Après quatre ans d'un procès épineux, la justice allemande rend lundi son verdict contre deux chefs de la rébellion hutu rwandaise, accusés d'avoir orchestré à 6.000 kilomètres de distance des crimes contre l'humanité et de guerre dans l'est de la RDC.
Jugés depuis le 4 mai 2011 à Stuttgart (sud-ouest), Ignace Murwanashyaka et Straton Musoni, président et vice-président des Forces démocratiques de libération du Rwanda (FDLR) respectivement âgés de 51 et 54 ans, encourent tous deux la perpétuité.
L'accusation leur reproche d'avoir piloté "depuis l'Allemagne", où ils ont obtenu l'asile et vivent depuis plus de vingt ans, "toute la palette d'atrocités que l'on peut imaginer dans une guerre civile", selon le procureur Christian Ritscher.
Massacre de plus de 200 civils à la machette ou à la houe, viols, pillages, incendies, recrutement d'enfants-soldats, prises d'otages: les deux hommes devaient initialement répondre de 26 crimes contre l'humanité et 39 crimes de guerre, commis en 2009, ainsi que de la "direction d'une entreprise terroriste à l'étranger".
La Cour a finalement abandonné les trois quarts des accusations pour se concentrer sur les meurtres, afin que le procès "n'aggrave de manière significative la vulnérabilité" des femmes violées ou des enfants recrutés de force, terrorisés d'apparaître dans la procédure.
- Concentré de difficultés -
Ce "procès mammouth", selon la Deutsche Welle, a été attentivement suivi par les associations de défense des droits de l'homme, qui y ont dépêché des observateurs, et devait "servir d'avertissement à tous les individus soupçonnés de crimes de guerre", d'après Human Rights Watch.
"La justice aurait pu se contenter de l'accusation de terrorisme. Les juger pour crimes contre l'humanité, malgré les problèmes de preuve, est un signal fort", estime auprès de l'AFP Andrej Umansky, spécialiste de droit pénal à l'université de Cologne.

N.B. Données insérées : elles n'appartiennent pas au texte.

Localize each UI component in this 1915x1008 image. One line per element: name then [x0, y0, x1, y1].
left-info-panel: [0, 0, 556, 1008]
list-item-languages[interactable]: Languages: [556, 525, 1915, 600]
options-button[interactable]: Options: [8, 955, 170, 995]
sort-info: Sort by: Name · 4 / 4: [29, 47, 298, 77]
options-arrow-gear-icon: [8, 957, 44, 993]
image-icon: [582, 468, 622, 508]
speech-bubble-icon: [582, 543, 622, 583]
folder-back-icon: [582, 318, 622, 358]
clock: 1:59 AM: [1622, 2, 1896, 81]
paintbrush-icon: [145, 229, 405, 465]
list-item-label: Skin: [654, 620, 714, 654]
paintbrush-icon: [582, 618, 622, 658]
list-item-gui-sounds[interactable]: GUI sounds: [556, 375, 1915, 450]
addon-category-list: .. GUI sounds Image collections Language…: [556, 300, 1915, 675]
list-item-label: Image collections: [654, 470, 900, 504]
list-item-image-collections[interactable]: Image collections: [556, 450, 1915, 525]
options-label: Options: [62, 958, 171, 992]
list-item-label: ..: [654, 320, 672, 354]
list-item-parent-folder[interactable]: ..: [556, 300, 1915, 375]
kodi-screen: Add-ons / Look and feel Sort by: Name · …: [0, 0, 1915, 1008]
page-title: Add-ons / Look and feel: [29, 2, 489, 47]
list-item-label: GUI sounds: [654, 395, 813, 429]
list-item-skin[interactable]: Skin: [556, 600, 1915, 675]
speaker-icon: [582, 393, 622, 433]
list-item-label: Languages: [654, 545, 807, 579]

Entre problèmes de traduction et pressions sur les témoins, l'audience a offert un concentré des difficultés de ce type de procès, d'autant que la minutie pénale s'est heurtée "à l'éloignement géographique, la gravité et la nature collective des massacres", souligne l'universitaire.
La défense, qui a plaidé l'acquittement, n'a cessé de contester la chaîne de commandement supposée des FDLR, faisant des deux accusés de simples dirigeants politiques dénués d'influence sur les exactions commises sur place.
"Où est la différence entre Musoni et Alan Doss ?", a lancé Jochen Theilmann, avocat du premier, en évoquant le patron de la Mission des Nations unies en RDC (Minusco), qui avait soutenu l'offensive menée par l'armée congolaise contre les FDLR, elle aussi accompagnée de massacres.
- Demain, les Syriens ? -
Le parquet a finalement requis cinq fois la perpétuité contre Ignace Murwanashyaka, sans libération conditionnelle automatique après 15 ans comme c'est normalement la règle, et 12 ans d'emprisonnement contre Straton Musoni.
Au delà du sort des accusés, le verdict marque la "première tentative" pour l'Allemagne de "contribuer à la traque mondiale" des pires criminels, souligne le Centre européen pour les droits constitutionnels et humains (ECCHR), elle qui a été mise en cause pour sa difficulté à punir les crimes nazis.
Et d'autres cas pourraient suivre. Selon Kai Ambos, professeur de droit pénal international à l'université de Göttingen cité par l'agence DPA, la justice allemande voit désormais affluer "les plaintes de Syriens" pour les crimes perpétrés dans leur pays, pris en tenaille entre les bombardements du régime et l'Etat islamique.
"Si des combattants allemands de Daesh reviennent en Allemagne, il paraît certain qu'ils seront poursuivis, d'autant que la Cour pénale internationale n'est pas compétente parce que l'Irak et la Syrie n'ont pas signé son statut", rappelle Andrej Umansky.
"Mais les accusera-t-on de crimes contre l'humanité? (...) Le chemin le plus facile semble être les procédures pour terrorisme, politiquement moins embarrassantes", ajoute-t-il.